'Gender bender' fears over pill pollution |
CONTAMINATION of water by the contraceptive pill is changing the sex of male fish and may be making Englishmen less fertile, new evidence reveals.
Fears over the "gender bender" effect of pollution, arose after Environment Agency research showed that half of all the male fish in low-lying English rivers are changing sex as a result of water pollution.
The source of contamination is believed to be urine from tens of thousands of women who use the contraceptive pill.
The government-funded research showed that an "exquisitely potent" form of the female hormone oestrogen, found in the urine of women taking contraceptive pills, was contaminating English rivers - source of one-third of the country's drinking water.
Male fish are developing female characteristics in many of those rivers.
Only minute traces of the biochemical result in dramatic biological effects.
"In some stretches, all the male fish have been feminised," says the report.
The Environment Agency's revelations, due to be published later this month, may explain the steep fall in sperm counts among Englishmen in recent decades.
"Danger to human fertility cannot be ruled out," said opposition Conservative environment spokesman Peter Ainsworth.

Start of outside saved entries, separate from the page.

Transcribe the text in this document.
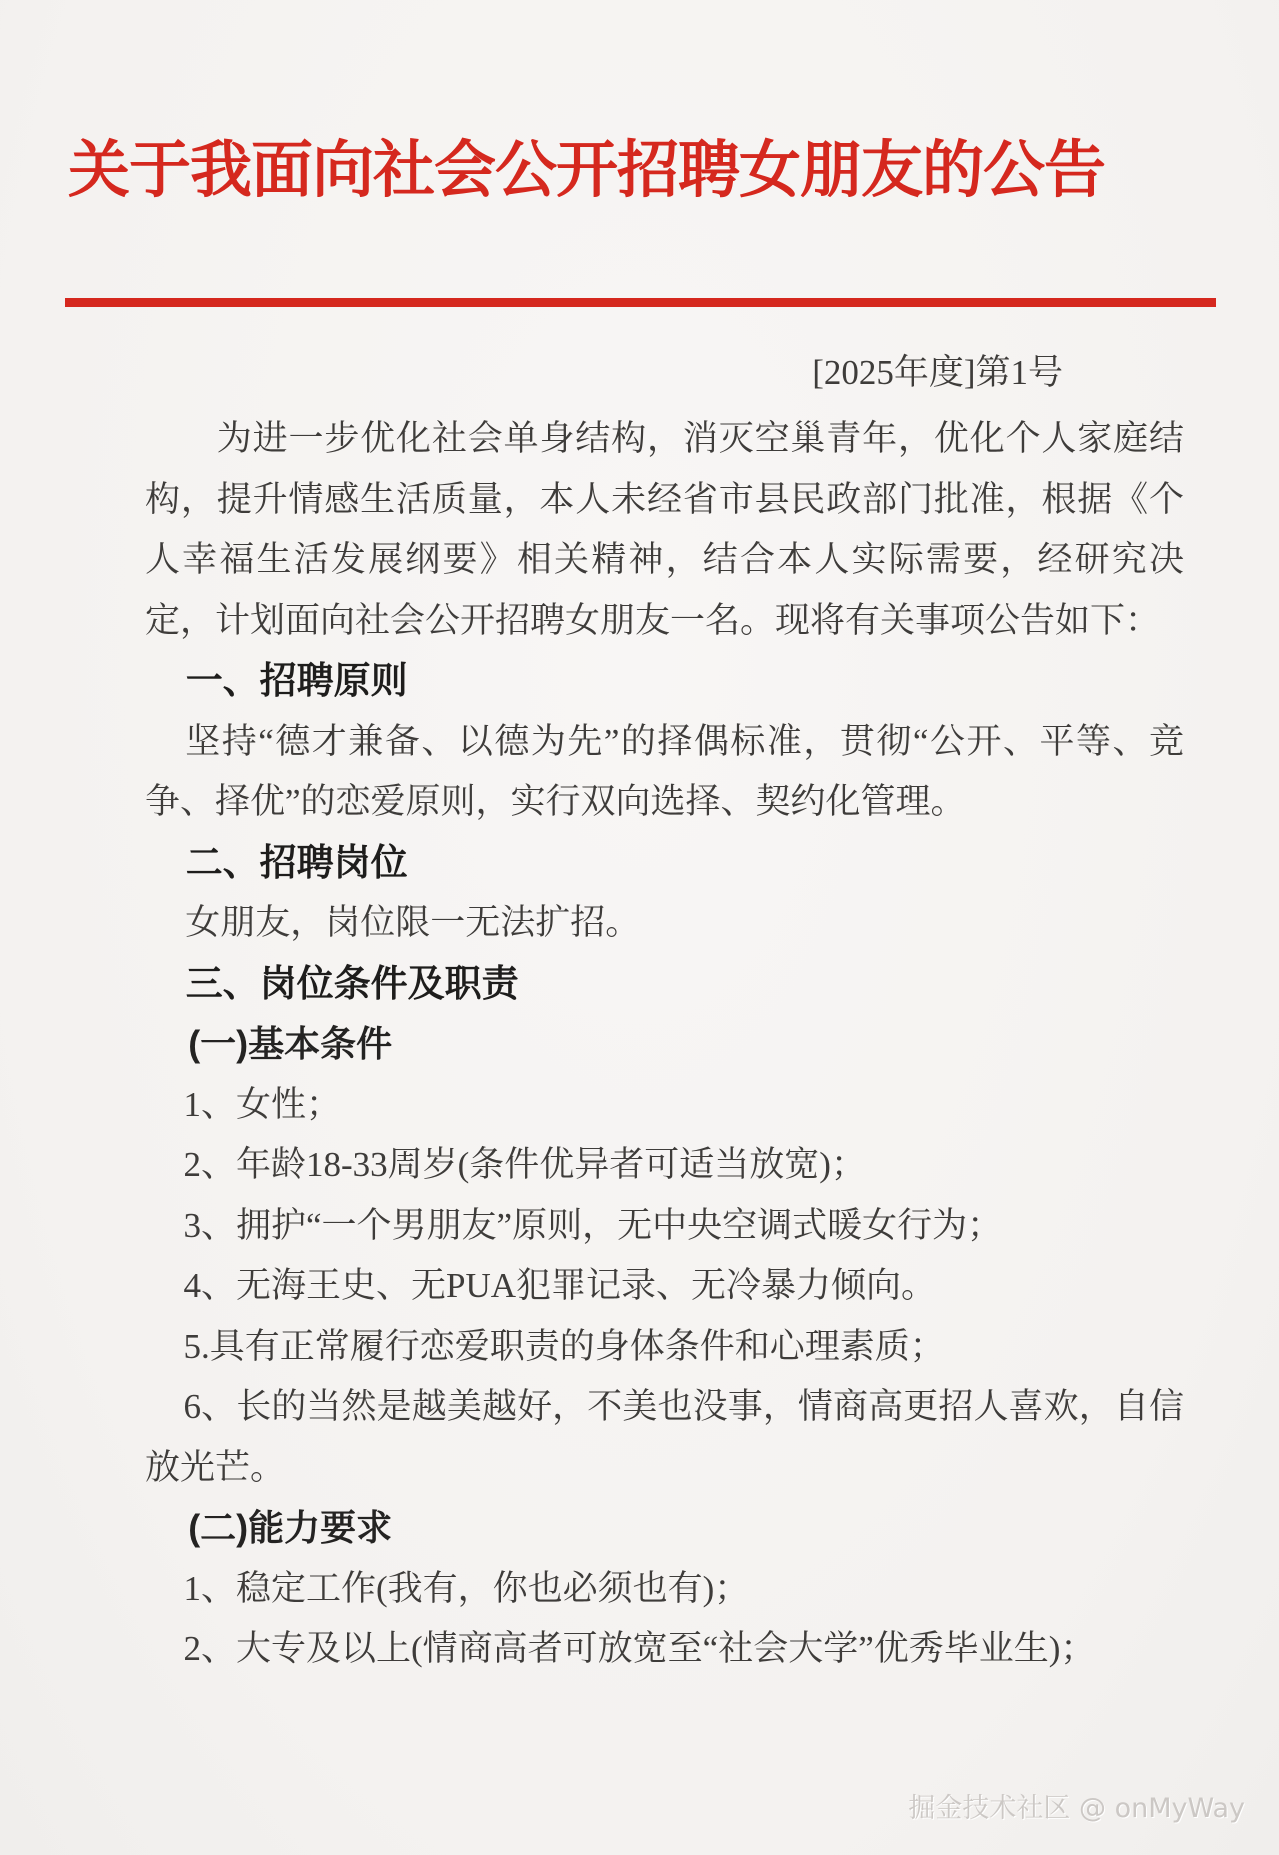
关于我面向社会公开招聘女朋友的公告
[2025年度]第1号

为进一步优化社会单身结构，消灭空巢青年，优化个人家庭结构，提升情感生活质量，本人未经省市县民政部门批准，根据《个人幸福生活发展纲要》相关精神，结合本人实际需要，经研究决定，计划面向社会公开招聘女朋友一名。现将有关事项公告如下：

一、招聘原则

坚持“德才兼备、以德为先”的择偶标准，贯彻“公开、平等、竞争、择优”的恋爱原则，实行双向选择、契约化管理。

二、招聘岗位

女朋友，岗位限一无法扩招。

三、岗位条件及职责

(一)基本条件

1、女性；

2、年龄18-33周岁(条件优异者可适当放宽)；

3、拥护“一个男朋友”原则，无中央空调式暖女行为；

4、无海王史、无PUA犯罪记录、无冷暴力倾向。

5.具有正常履行恋爱职责的身体条件和心理素质；

6、长的当然是越美越好，不美也没事，情商高更招人喜欢，自信放光芒。

(二)能力要求

1、稳定工作(我有，你也必须也有)；

2、大专及以上(情商高者可放宽至“社会大学”优秀毕业生)；

掘金技术社区 @ onMyWay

Professor Charles Tyler of Exeter University, one of the research team's leaders, said the oestrogen was so powerful that even undetectable levels could have an effect.
"So we cannot be sure that some of these compounds, albeit of very low concentrations, aren't getting into our drinking water," the paper quoted him as saying.
The reality could be even worse.
Water filtration systems taking drinking water from rivers are excellent for clearing it of bacteria but often cannot remove complex chemical compounds.
This makes it more than likely that sex-changing chemicals are making their way into domestic drinking-water supply.